Some Western commentators have called him "the Iranian Lech Walesa" after the Polish trade unionist who helped bring down the Communist empire. The mullahs ruling Iran, however, regard him as "a dangerous enemy of Islam".
The man himself, Mansoor Osanloo, a 48-year old leader of one of the many illegal trade unions that have sprung up in Iran in the past few years, shies way from both sobriquets.
"We do not have a political agenda," he says. "All we are asking for is for Iranian workers to be treated as free human beings, not as slaves."
Osanloo first made his name in 2004 when along with 14 fellow-workers he created the Syndicate of Workers of the Tehran United Bus Company.
Within weeks, most employees of the company, owned by the Tehran municipality and controlled by the Ministry of the Interior, had joined the new union. That left the so-called Islamic Workers Council, a regime-sponsored organ imposed in many industries as an ersatz trade union, exposed and isolated. Workers across the country soon emulated the example set by the Tehran public transport employees. On this year's International Labour Day more than 400 free trade unions, boasting a membership of millions, raised their banners in Tehran.
Osanloo and his colleagues were among the founders of the Workers Organisations and Activists Coordination Council (WOACC) which is emerging as the principal voice of wage earners, especially in the public sector that accounts for more than 70 per cent of the Iranian economy.
The emergence of independent trade unions has meant the demise of Islamic Councils in many work places and the virtual death of the so-called Workers' House set up by the mullahs to control labour. Hundreds of mullahs who headed the Islamic Councils, often enjoying high salaries and perks, have been chased away by the free unions.
Osanloo was first jailed in 2005 when his union organised an original form of strike in Tehran.
This consisted of bus workers announcing free rides for all comers. When the authorities sent armed security men to deal with the situation, the workers went on strike, bringing Tehran, a megapolis of some 12 million inhabitants to a virtual halt.

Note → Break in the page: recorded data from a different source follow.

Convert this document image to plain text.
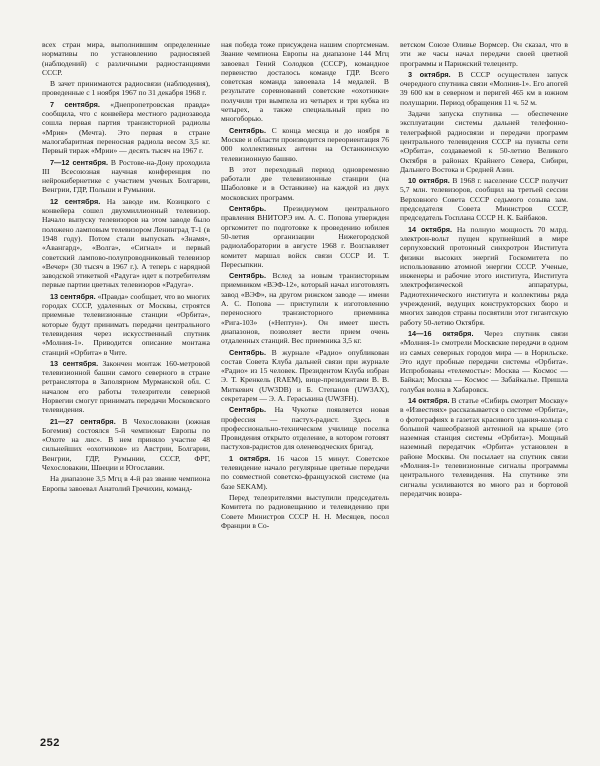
всех стран мира, выполнившим определенные нормативы по установлению радиосвязей (наблюдений) с различными радиостанциями СССР.

В зачет принимаются радиосвязи (наблюдения), проведенные с 1 ноября 1967 по 31 декабря 1968 г.

7 сентября. «Днепропетровская правда» сообщила, что с конвейера местного радиозавода сошла первая партия транзисторной радиолы «Мрия» (Мечта). Это первая в стране малогабаритная переносная радиола весом 3,5 кг. Первый тираж «Мрии» — десять тысяч на 1967 г.

7—12 сентября. В Ростове-на-Дону проходила III Всесоюзная научная конференция по нейрокибернетике с участием ученых Болгарии, Венгрии, ГДР, Польши и Румынии.

12 сентября. На заводе им. Козицкого с конвейера сошел двухмиллионный телевизор. Начало выпуску телевизоров на этом заводе было положено ламповым телевизором Ленинград Т-1 (в 1948 году). Потом стали выпускать «Знамя», «Авангард», «Волга», «Сигнал» и первый советский лампово-полупроводниковый телевизор «Вечер» (30 тысяч в 1967 г.). А теперь с нарядной заводской этикеткой «Радуга» идет к потребителям первые партии цветных телевизоров «Радуга».

13 сентября. «Правда» сообщает, что во многих городах СССР, удаленных от Москвы, строятся приемные телевизионные станции «Орбита», которые будут принимать передачи центрального телевидения через искусственный спутник «Молния-1». Приводится описание монтажа станций «Орбита» в Чите.

13 сентября. Закончен монтаж 160-метровой телевизионной башни самого северного в стране ретранслятора в Заполярном Мурманской обл. С началом его работы телезрители северной Норвегии смогут принимать передачи Московского телевидения.

21—27 сентября. В Чехословакии (южная Богемия) состоялся 5-й чемпионат Европы по «Охоте на лис». В нем приняло участие 48 сильнейших «охотников» из Австрии, Болгарии, Венгрии, ГДР, Румынии, СССР, ФРГ, Чехословакии, Швеции и Югославии.

На диапазоне 3,5 Мгц в 4-й раз звание чемпиона Европы завоевал Анатолий Гречихин, команд-

ная победа тоже присуждена нашим спортсменам. Звание чемпиона Европы на диапазоне 144 Мгц завоевал Гений Солодков (СССР), командное первенство досталось команде ГДР. Всего советская команда завоевала 14 медалей. В результате соревнований советские «охотники» получили три вымпела из четырех и три кубка из четырех, а также специальный приз по многоборью.

Сентябрь. С конца месяца и до ноября в Москве и области производится переориентация 76 000 коллективных антенн на Останкинскую телевизионную башню.

В этот переходный период одновременно работали две телевизионные станции (на Шаболовке и в Останкине) на каждой из двух московских программ.

Сентябрь. Президиумом центрального правления ВНИТОРЭ им. А. С. Попова утвержден оргкомитет по подготовке к проведению юбилея 50-летия организации Нижегородской радиолаборатории в августе 1968 г. Возглавляет комитет маршал войск связи СССР И. Т. Пересыпкин.

Сентябрь. Вслед за новым транзисторным приемником «ВЭФ-12», который начал изготовлять завод «ВЭФ», на другом рижском заводе — имени А. С. Попова — приступили к изготовлению переносного транзисторного приемника «Рига-103» («Нептун»). Он имеет шесть диапазонов, позволяет вести прием очень отдаленных станций. Вес приемника 3,5 кг.

Сентябрь. В журнале «Радио» опубликован состав Совета Клуба дальней связи при журнале «Радио» из 15 человек. Президентом Клуба избран Э. Т. Кренкель (RAEM), вице-президентами В. В. Миткевич (UW3DB) и Б. Степанов (UW3AX), секретарем — Э. А. Гераськина (UW3FH).

Сентябрь. На Чукотке появляется новая профессия — пастух-радист. Здесь в профессионально-техническом училище поселка Провидения открыто отделение, в котором готовят пастухов-радистов для оленеводческих бригад.

1 октября. 16 часов 15 минут. Советское телевидение начало регулярные цветные передачи по совместной советско-французской системе (на базе SEKAM).

Перед телезрителями выступили председатель Комитета по радиовещанию и телевидению при Совете Министров СССР Н. Н. Месяцев, посол Франции в Со-

ветском Союзе Оливье Вормсер. Он сказал, что в эти же часы начал передачи своей цветной программы и Парижский телецентр.

3 октября. В СССР осуществлен запуск очередного спутника связи «Молния-1». Его апогей 39 600 км в северном и перигей 465 км в южном полушарии. Период обращения 11 ч. 52 м.

Задачи запуска спутника — обеспечение эксплуатации системы дальней телефонно-телеграфной радиосвязи и передачи программ центрального телевидения СССР на пункты сети «Орбита», создаваемой к 50-летию Великого Октября в районах Крайнего Севера, Сибири, Дальнего Востока и Средней Азии.

10 октября. В 1968 г. население СССР получит 5,7 млн. телевизоров, сообщил на третьей сессии Верховного Совета СССР седьмого созыва зам. председателя Совета Министров СССР, председатель Госплана СССР Н. К. Байбаков.

14 октября. На полную мощность 70 млрд. электрон-вольт пущен крупнейший в мире серпуховский протонный синхротрон Института физики высоких энергий Госкомитета по использованию атомной энергии СССР. Ученые, инженеры и рабочие этого института, Института электрофизической аппаратуры, Радиотехнического института и коллективы ряда учреждений, ведущих конструкторских бюро и многих заводов страны посвятили этот гигантскую работу 50-летию Октября.

14—16 октября. Через спутник связи «Молния-1» смотрели Москвские передачи в одном из самых северных городов мира — в Норильске. Это идут пробные передачи системы «Орбита». Испробованы «телемосты»: Москва — Космос — Байкал; Москва — Космос — Забайкалье. Пришла голубая волна в Хабаровск.

14 октября. В статье «Сибирь смотрит Москву» в «Известиях» рассказывается о системе «Орбита», о фотографиях в газетах красивого здания-кольца с большой чашеобразной антенной на крыше (это наземная станция системы «Орбита»). Мощный наземный передатчик «Орбита» установлен в районе Москвы. Он посылает на спутник связи «Молния-1» телевизионные сигналы программы центрального телевидения. На спутнике эти сигналы усиливаются во много раз и бортовой передатчик возвра-

252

The authorities then tried terror and intimidation. A group of 300 members of the Iranian branch of Hezbollah, armed with clubs and knives, attacked Osanloo and his colleagues and beat up their families, including small children.
Osanloo himself suffered knife wounds, including a deep cut in his tongue, inflicted by a Hezbollah member who had vowed to "silence the enemy of Islam".

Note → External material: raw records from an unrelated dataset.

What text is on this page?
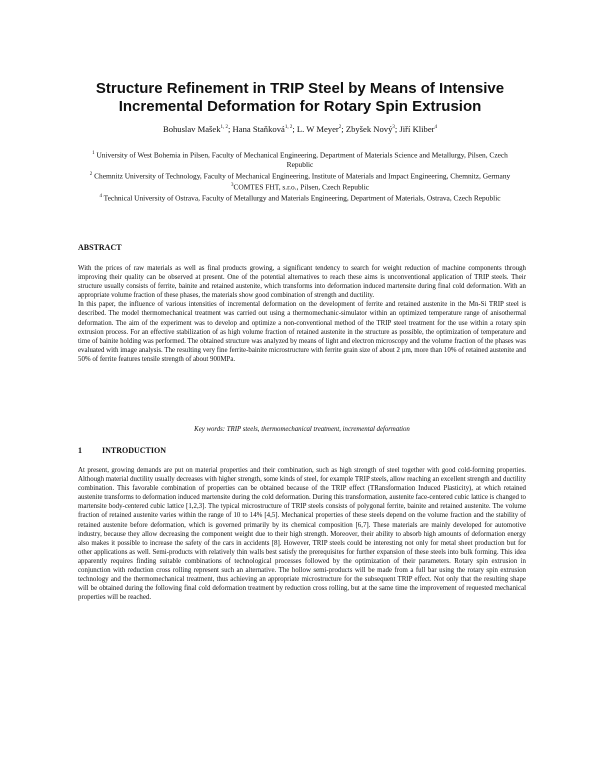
Structure Refinement in TRIP Steel by Means of Intensive Incremental Deformation for Rotary Spin Extrusion
Bohuslav Mašek$^{1, 2}$; Hana Staňková$^{1, 2}$; L. W Meyer$^2$; Zbyšek Nový$^3$; Jiří Kliber$^4$
$^1$ University of West Bohemia in Pilsen, Faculty of Mechanical Engineering, Department of Materials Science and Metallurgy, Pilsen, Czech Republic
$^2$ Chemnitz University of Technology, Faculty of Mechanical Engineering, Institute of Materials and Impact Engineering, Chemnitz, Germany
$^3$COMTES FHT, s.r.o., Pilsen, Czech Republic
$^4$ Technical University of Ostrava, Faculty of Metallurgy and Materials Engineering, Department of Materials, Ostrava, Czech Republic
ABSTRACT

With the prices of raw materials as well as final products growing, a significant tendency to search for weight reduction of machine components through improving their quality can be observed at present. One of the potential alternatives to reach these aims is unconventional application of TRIP steels. Their structure usually consists of ferrite, bainite and retained austenite, which transforms into deformation induced martensite during final cold deformation. With an appropriate volume fraction of these phases, the materials show good combination of strength and ductility.

In this paper, the influence of various intensities of incremental deformation on the development of ferrite and retained austenite in the Mn-Si TRIP steel is described. The model thermomechanical treatment was carried out using a thermomechanic-simulator within an optimized temperature range of anisothermal deformation. The aim of the experiment was to develop and optimize a non-conventional method of the TRIP steel treatment for the use within a rotary spin extrusion process. For an effective stabilization of as high volume fraction of retained austenite in the structure as possible, the optimization of temperature and time of bainite holding was performed. The obtained structure was analyzed by means of light and electron microscopy and the volume fraction of the phases was evaluated with image analysis. The resulting very fine ferrite-bainite microstructure with ferrite grain size of about 2 μm, more than 10% of retained austenite and 50% of ferrite features tensile strength of about 900MPa.

Key words: TRIP steels, thermomechanical treatment, incremental deformation
1	INTRODUCTION

At present, growing demands are put on material properties and their combination, such as high strength of steel together with good cold-forming properties. Although material ductility usually decreases with higher strength, some kinds of steel, for example TRIP steels, allow reaching an excellent strength and ductility combination. This favorable combination of properties can be obtained because of the TRIP effect (TRansformation Induced Plasticity), at which retained austenite transforms to deformation induced martensite during the cold deformation. During this transformation, austenite face-centered cubic lattice is changed to martensite body-centered cubic lattice [1,2,3]. The typical microstructure of TRIP steels consists of polygonal ferrite, bainite and retained austenite. The volume fraction of retained austenite varies within the range of 10 to 14% [4,5]. Mechanical properties of these steels depend on the volume fraction and the stability of retained austenite before deformation, which is governed primarily by its chemical composition [6,7]. These materials are mainly developed for automotive industry, because they allow decreasing the component weight due to their high strength. Moreover, their ability to absorb high amounts of deformation energy also makes it possible to increase the safety of the cars in accidents [8]. However, TRIP steels could be interesting not only for metal sheet production but for other applications as well. Semi-products with relatively thin walls best satisfy the prerequisites for further expansion of these steels into bulk forming. This idea apparently requires finding suitable combinations of technological processes followed by the optimization of their parameters. Rotary spin extrusion in conjunction with reduction cross rolling represent such an alternative. The hollow semi-products will be made from a full bar using the rotary spin extrusion technology and the thermomechanical treatment, thus achieving an appropriate microstructure for the subsequent TRIP effect. Not only that the resulting shape will be obtained during the following final cold deformation treatment by reduction cross rolling, but at the same time the improvement of requested mechanical properties will be reached.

A partial return to work was soon interrupted when bus drivers refused to implement a new rule under which female passengers were confined to back seats of the buses which, in practice, meant that more than 80 per cent of the seats in Tehran's double-decker buses were reserved for men.
Anxious to prevent a prolonged strike, the authorities released Osanloo eight months later, only to re-arrest him, again without charge.
In February, he was presented at a one-day trial held in camera.
"They had a file against me running into 1,300 dense pages," Osanloo says. "I wonder how the judge could go through all that in a single day."
Released from prison last March on bail of Â£164,000, a huge fortune in Iran, Osanloo was allowed to travel to London and Brussels earlier this month to address the annual conferences of the International Transport Workers Federation and the International Trade Unions Conference.
Having spent almost a year in Tehran's dreaded Evin Prison, known as the "Islamic Alcatraz" on two occasions, Osanloo risks being rearrested and jailed at any moment.
Nevertheless, if the Tehran authorities had hoped that allowing him to visit abroad might tempt him to stay in exile, they would be disappointed. He has no intention of throwing in the towel.
"We are at the start of a long struggle," he said in a conversation in Brussels. "We are fighting for what is a basic human right: the right of workers to organise themselves in free and independent trade unions and negotiate conditions under which they accept employment."
The current administration in Iran, however, considers such talk as "dangerous for the faith and the state".
President Mahmoud Ahmadi-nejad has unveiled a new draft labour code under which Iranian workers would lose almost all the rights they had secured over decades of struggle and as a result of Iran's membership of the International Labour Organisation (ILO).
The philosophy behind Ahmadinejad's position is simple: the division of people into employees and employers is a "Jewish-Crusader" invention. In Islam both employers and employees are part of the ummah (the community of faithful") and bound by divine laws that cannot be questioned, let alone amended.
If enacted into law, the proposed labour code would make the formation of trade unions, theoretically allowed under the existing Constitution, illegal, abolish the minimum wage and allow employers to fire any worker they wish instantly and without compensation.
The avalanche unleashed by the Tehran transport workers more than two years ago has continued with hundreds of strikes, sit-ins and other industrial action throughout Iran. Right now an estimated 100,000 workers are on strike in a range of industries.
"Iranian workers are discovering their power," Osanloo says. "The authorities would be wise to acknowledge that power and address the legitimate grievances of workers. At present, however, there is no sign that this is the case."
Iranian author Amir Taheri is based in Europe.